The importance of mitochondrial toxicity in drug-induced liver injury is well established. The bioenergetic phenotype of the HepaRG cell line was defined in order to assess their suitability as a model of mitochondrial hepatotoxicity. Bioenergetic phenotyping categorised the HepaRG cells as less metabolically active when measured beside the more energetic HepG2 cells.
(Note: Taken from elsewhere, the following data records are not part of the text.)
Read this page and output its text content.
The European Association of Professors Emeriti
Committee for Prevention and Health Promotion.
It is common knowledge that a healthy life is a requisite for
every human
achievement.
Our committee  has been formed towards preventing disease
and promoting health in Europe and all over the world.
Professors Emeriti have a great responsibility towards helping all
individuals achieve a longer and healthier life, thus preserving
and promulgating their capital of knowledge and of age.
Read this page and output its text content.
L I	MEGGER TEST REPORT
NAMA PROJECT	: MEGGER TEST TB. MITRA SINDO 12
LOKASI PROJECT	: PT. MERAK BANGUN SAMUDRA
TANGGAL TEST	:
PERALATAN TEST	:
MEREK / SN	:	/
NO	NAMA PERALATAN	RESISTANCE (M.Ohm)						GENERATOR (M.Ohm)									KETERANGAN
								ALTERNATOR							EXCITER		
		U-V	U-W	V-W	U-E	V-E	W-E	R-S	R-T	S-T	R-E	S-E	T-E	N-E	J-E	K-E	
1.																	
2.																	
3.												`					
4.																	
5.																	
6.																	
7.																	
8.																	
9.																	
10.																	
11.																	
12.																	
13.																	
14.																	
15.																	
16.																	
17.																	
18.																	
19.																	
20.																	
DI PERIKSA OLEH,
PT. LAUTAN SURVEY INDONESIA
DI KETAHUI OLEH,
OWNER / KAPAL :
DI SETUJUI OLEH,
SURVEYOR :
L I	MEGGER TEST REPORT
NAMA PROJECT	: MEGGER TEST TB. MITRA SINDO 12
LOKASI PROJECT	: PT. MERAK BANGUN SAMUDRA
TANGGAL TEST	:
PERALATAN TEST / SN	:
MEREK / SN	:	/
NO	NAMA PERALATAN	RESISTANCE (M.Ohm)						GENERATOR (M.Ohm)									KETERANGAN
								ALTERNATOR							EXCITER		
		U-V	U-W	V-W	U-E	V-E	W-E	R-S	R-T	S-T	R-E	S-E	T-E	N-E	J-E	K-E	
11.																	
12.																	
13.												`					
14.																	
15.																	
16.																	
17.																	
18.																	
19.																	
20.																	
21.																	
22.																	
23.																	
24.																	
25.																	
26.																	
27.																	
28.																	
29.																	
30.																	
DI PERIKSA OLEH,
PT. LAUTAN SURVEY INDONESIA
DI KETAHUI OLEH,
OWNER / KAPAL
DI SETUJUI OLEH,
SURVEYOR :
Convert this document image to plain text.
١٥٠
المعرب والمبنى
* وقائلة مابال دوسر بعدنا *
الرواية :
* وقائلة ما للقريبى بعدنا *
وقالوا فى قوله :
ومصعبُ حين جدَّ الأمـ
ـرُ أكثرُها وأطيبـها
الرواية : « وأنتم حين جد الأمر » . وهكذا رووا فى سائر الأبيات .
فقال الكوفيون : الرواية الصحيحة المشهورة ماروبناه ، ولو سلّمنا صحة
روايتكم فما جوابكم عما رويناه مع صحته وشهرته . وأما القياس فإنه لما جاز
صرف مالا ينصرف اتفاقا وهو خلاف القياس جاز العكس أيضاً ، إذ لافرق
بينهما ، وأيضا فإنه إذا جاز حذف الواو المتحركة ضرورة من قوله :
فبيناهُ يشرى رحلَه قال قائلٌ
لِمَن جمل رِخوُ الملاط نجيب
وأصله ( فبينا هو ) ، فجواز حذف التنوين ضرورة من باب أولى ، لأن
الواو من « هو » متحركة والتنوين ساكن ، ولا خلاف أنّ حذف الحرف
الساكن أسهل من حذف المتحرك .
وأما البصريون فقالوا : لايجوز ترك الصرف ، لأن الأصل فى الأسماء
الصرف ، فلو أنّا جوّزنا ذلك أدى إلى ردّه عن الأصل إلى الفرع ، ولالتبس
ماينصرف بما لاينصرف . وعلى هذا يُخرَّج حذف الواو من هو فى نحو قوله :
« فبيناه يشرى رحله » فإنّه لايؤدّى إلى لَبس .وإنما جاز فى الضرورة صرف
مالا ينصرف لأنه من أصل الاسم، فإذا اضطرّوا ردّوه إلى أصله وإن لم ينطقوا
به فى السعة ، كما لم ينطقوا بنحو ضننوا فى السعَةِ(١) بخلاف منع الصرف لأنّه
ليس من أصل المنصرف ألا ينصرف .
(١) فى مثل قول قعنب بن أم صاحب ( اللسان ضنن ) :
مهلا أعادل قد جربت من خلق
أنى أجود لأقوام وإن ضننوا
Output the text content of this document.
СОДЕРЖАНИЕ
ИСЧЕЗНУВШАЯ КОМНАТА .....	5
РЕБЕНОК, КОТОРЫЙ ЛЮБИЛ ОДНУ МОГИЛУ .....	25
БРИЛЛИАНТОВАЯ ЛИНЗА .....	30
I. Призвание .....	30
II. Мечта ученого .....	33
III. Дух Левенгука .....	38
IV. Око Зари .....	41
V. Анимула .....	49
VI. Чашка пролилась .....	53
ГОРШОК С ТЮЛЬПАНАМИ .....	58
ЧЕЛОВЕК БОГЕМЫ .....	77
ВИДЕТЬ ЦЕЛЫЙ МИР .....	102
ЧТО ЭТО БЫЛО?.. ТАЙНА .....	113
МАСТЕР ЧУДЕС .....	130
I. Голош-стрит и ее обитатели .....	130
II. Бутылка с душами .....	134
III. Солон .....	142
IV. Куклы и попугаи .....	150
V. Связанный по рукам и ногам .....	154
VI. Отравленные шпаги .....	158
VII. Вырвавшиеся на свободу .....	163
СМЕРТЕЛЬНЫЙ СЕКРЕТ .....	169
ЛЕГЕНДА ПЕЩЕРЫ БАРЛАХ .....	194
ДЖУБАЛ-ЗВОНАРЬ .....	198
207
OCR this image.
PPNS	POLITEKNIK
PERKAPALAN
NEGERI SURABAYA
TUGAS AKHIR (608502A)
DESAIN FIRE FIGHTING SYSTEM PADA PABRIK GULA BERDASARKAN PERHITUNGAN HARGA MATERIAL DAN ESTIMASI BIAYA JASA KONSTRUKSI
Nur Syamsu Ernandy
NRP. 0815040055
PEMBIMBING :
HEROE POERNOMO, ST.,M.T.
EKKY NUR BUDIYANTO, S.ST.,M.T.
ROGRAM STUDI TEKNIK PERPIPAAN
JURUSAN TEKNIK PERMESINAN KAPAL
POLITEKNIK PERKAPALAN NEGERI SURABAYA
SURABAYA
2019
However, inhibition of mitochondrial ATP synthase induced an increase in glycolytic activity of both HepaRG and HepG2 cells suggesting an active Crabtree Effect in both cell lines. The suitability of HepaRG cells for the acute metabolic modification assay as a screen for mitotoxicity was confirmed using a panel of compounds, including both positive and negative mitotoxic compounds. Seahorse respirometry studies demonstrated that a statistically significant decrease in spare respiratory capacity is the first indication of mitochondrial dysfunction. Furthermore, based upon comparing changes in respiratory parameters to those of the positive controls, rotenone and carbonyl cyanide m-chlorophenyl hydrazone, compounds were categorised into two mechanistic groups; inhibitors or uncouplers of the electron transport chain. Overall, the findings from this study have demonstrated that HepaRG cells, despite having different resting bioenergetic phenotype to HepG2 cells are a suitable model to detect drug-induced mitochondrial toxicity with similar detection rates to HepG2 cells.